Here is an excersize for whoever happens to own an iPhone. You can connect with EDGE or WiFi, the point will be demonstrated anyway.
Hit:
http://www.repubblica.it
(major italian newspaper) and count seconds until the page is fully loaded. You’ll stop counting anywhere between 8 and 25. Once the page is loaded, you’ll be unable to read the news. Too small. You can zoom, of course, but that will only help to a point: You’ll read one headline and about 10 words of text and then click your way to another 15 seconds wait before you can read the actual piece of news. Not very cool.
Now point your iPhone to the mobile version (nothing to do with adobe flashlite in spite of the name):
http://flash.repubblica.it
wait = 2 to 5 seconds. No need to zoom. Scrolling with the thumb is simple and fast as hell. Click on the piece of news you want to read. Another 2 seconds (pictures included). Wow! that’s mobile. That’s a service that people will use when they have 2 minutes to kill while they wait for the buss….or on the train…or wherever. Not the regular website. The “mobile web” site.
Now repeat the experiment with:
http://www.dagbladet.no vs http://wap.dagbladet.no
or with a large amount of other websites which also provide a mobile-optimized version.
It would be cool if readers could come back and report about their iphone experience wrt regular-web vs mobile-optimized.
Luca
Hey Luca….
The issue really boils down to:
- One-Web is not equal to “best mobile user experience”
I emphasize that One-Web is about bringing the content as-is, per the content author’s intention, and I go back to the example of ads, which are constantly being dropped from adapted sites.

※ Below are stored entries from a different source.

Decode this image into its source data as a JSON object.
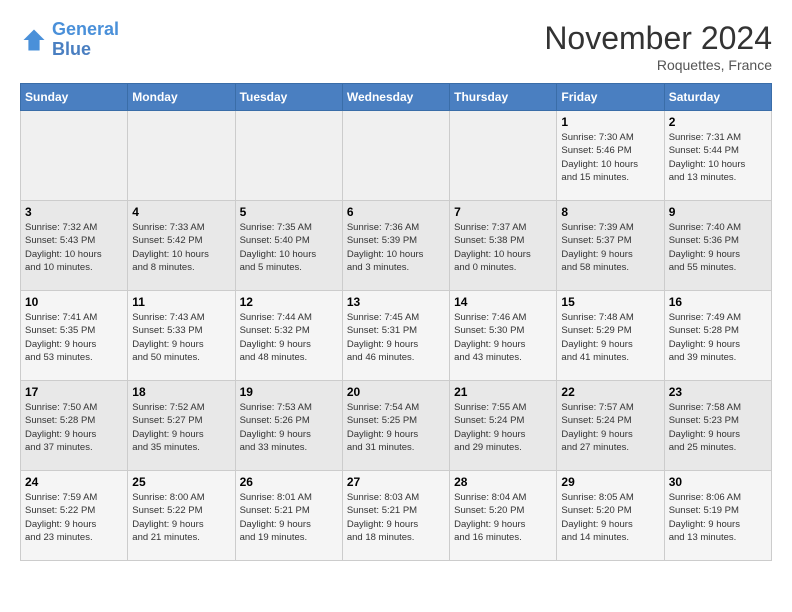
{
  "header": {
    "logo_line1": "General",
    "logo_line2": "Blue",
    "month_year": "November 2024",
    "location": "Roquettes, France"
  },
  "weekdays": [
    "Sunday",
    "Monday",
    "Tuesday",
    "Wednesday",
    "Thursday",
    "Friday",
    "Saturday"
  ],
  "weeks": [
    [
      {
        "day": "",
        "info": ""
      },
      {
        "day": "",
        "info": ""
      },
      {
        "day": "",
        "info": ""
      },
      {
        "day": "",
        "info": ""
      },
      {
        "day": "",
        "info": ""
      },
      {
        "day": "1",
        "info": "Sunrise: 7:30 AM\nSunset: 5:46 PM\nDaylight: 10 hours\nand 15 minutes."
      },
      {
        "day": "2",
        "info": "Sunrise: 7:31 AM\nSunset: 5:44 PM\nDaylight: 10 hours\nand 13 minutes."
      }
    ],
    [
      {
        "day": "3",
        "info": "Sunrise: 7:32 AM\nSunset: 5:43 PM\nDaylight: 10 hours\nand 10 minutes."
      },
      {
        "day": "4",
        "info": "Sunrise: 7:33 AM\nSunset: 5:42 PM\nDaylight: 10 hours\nand 8 minutes."
      },
      {
        "day": "5",
        "info": "Sunrise: 7:35 AM\nSunset: 5:40 PM\nDaylight: 10 hours\nand 5 minutes."
      },
      {
        "day": "6",
        "info": "Sunrise: 7:36 AM\nSunset: 5:39 PM\nDaylight: 10 hours\nand 3 minutes."
      },
      {
        "day": "7",
        "info": "Sunrise: 7:37 AM\nSunset: 5:38 PM\nDaylight: 10 hours\nand 0 minutes."
      },
      {
        "day": "8",
        "info": "Sunrise: 7:39 AM\nSunset: 5:37 PM\nDaylight: 9 hours\nand 58 minutes."
      },
      {
        "day": "9",
        "info": "Sunrise: 7:40 AM\nSunset: 5:36 PM\nDaylight: 9 hours\nand 55 minutes."
      }
    ],
    [
      {
        "day": "10",
        "info": "Sunrise: 7:41 AM\nSunset: 5:35 PM\nDaylight: 9 hours\nand 53 minutes."
      },
      {
        "day": "11",
        "info": "Sunrise: 7:43 AM\nSunset: 5:33 PM\nDaylight: 9 hours\nand 50 minutes."
      },
      {
        "day": "12",
        "info": "Sunrise: 7:44 AM\nSunset: 5:32 PM\nDaylight: 9 hours\nand 48 minutes."
      },
      {
        "day": "13",
        "info": "Sunrise: 7:45 AM\nSunset: 5:31 PM\nDaylight: 9 hours\nand 46 minutes."
      },
      {
        "day": "14",
        "info": "Sunrise: 7:46 AM\nSunset: 5:30 PM\nDaylight: 9 hours\nand 43 minutes."
      },
      {
        "day": "15",
        "info": "Sunrise: 7:48 AM\nSunset: 5:29 PM\nDaylight: 9 hours\nand 41 minutes."
      },
      {
        "day": "16",
        "info": "Sunrise: 7:49 AM\nSunset: 5:28 PM\nDaylight: 9 hours\nand 39 minutes."
      }
    ],
    [
      {
        "day": "17",
        "info": "Sunrise: 7:50 AM\nSunset: 5:28 PM\nDaylight: 9 hours\nand 37 minutes."
      },
      {
        "day": "18",
        "info": "Sunrise: 7:52 AM\nSunset: 5:27 PM\nDaylight: 9 hours\nand 35 minutes."
      },
      {
        "day": "19",
        "info": "Sunrise: 7:53 AM\nSunset: 5:26 PM\nDaylight: 9 hours\nand 33 minutes."
      },
      {
        "day": "20",
        "info": "Sunrise: 7:54 AM\nSunset: 5:25 PM\nDaylight: 9 hours\nand 31 minutes."
      },
      {
        "day": "21",
        "info": "Sunrise: 7:55 AM\nSunset: 5:24 PM\nDaylight: 9 hours\nand 29 minutes."
      },
      {
        "day": "22",
        "info": "Sunrise: 7:57 AM\nSunset: 5:24 PM\nDaylight: 9 hours\nand 27 minutes."
      },
      {
        "day": "23",
        "info": "Sunrise: 7:58 AM\nSunset: 5:23 PM\nDaylight: 9 hours\nand 25 minutes."
      }
    ],
    [
      {
        "day": "24",
        "info": "Sunrise: 7:59 AM\nSunset: 5:22 PM\nDaylight: 9 hours\nand 23 minutes."
      },
      {
        "day": "25",
        "info": "Sunrise: 8:00 AM\nSunset: 5:22 PM\nDaylight: 9 hours\nand 21 minutes."
      },
      {
        "day": "26",
        "info": "Sunrise: 8:01 AM\nSunset: 5:21 PM\nDaylight: 9 hours\nand 19 minutes."
      },
      {
        "day": "27",
        "info": "Sunrise: 8:03 AM\nSunset: 5:21 PM\nDaylight: 9 hours\nand 18 minutes."
      },
      {
        "day": "28",
        "info": "Sunrise: 8:04 AM\nSunset: 5:20 PM\nDaylight: 9 hours\nand 16 minutes."
      },
      {
        "day": "29",
        "info": "Sunrise: 8:05 AM\nSunset: 5:20 PM\nDaylight: 9 hours\nand 14 minutes."
      },
      {
        "day": "30",
        "info": "Sunrise: 8:06 AM\nSunset: 5:19 PM\nDaylight: 9 hours\nand 13 minutes."
      }
    ]
  ]
}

I don’t disagree with you (and others!) that to maximize the user experience, that to bring the right mobile experience, that customized/optimized-mobile-specific sites is the way to go.
Cheers,
ceo
> I emphasize that One-Web is about bringing the
> content as-is, per the content author’s intention
I see your point, but in this case I wonder if one-web isn’t a bit of a futile exercize. I am a “provocateur”. I know. Please let me explain. One defines one-web as the capability to access the full web from a mobile devices and declares victory on June 26 (or whenever the iPhone shipped). This is like climbing a mountain, placing the your little flag at the top, just to start getting back to earth one moment later.
If this is your definition of one web, you are bound to find out that for every user that access a regular web site on their phone, 100 use the mobile-optimized site because it is just so much faster, easier and cheaper to use.
At that point, what’s the point with educating developers about one-web? this makes no economic sense. Why even mention one-web? just build your regular website. Just avoid Flash!
Anyway, I am happy to see that GAP and WURFL have a shining future ahead
Luca
Funny thing is that I don’t even own an iPhone, but I use the iPhone as an example of client-side adaptation. In any case, I don’t mean to say that iPhone have saved the world!
OK, I’m at fault here of being a bit of an “idealist”, but I can’t help it. I’ve been too many times through the “same exercise” of content adaptation vs. customized content, and I see the day handsets will be powerful enough to do pure-client side adaption, keeping the intentions of the original author.
Today, being practical, and thanks to all for keeping me straight, yes, having to navigate and zooming becomes old quickly, and customized or adapted web-sites is the answer. And this is the reason why at eZee (my startup), we are creating adaption functionality in our platform; yes we are leveraging WURFL.
That said, it is OK to have wishful thinking, and continue talking on how to get to true “as-is” consumption of web content, while dealing with today’s reality.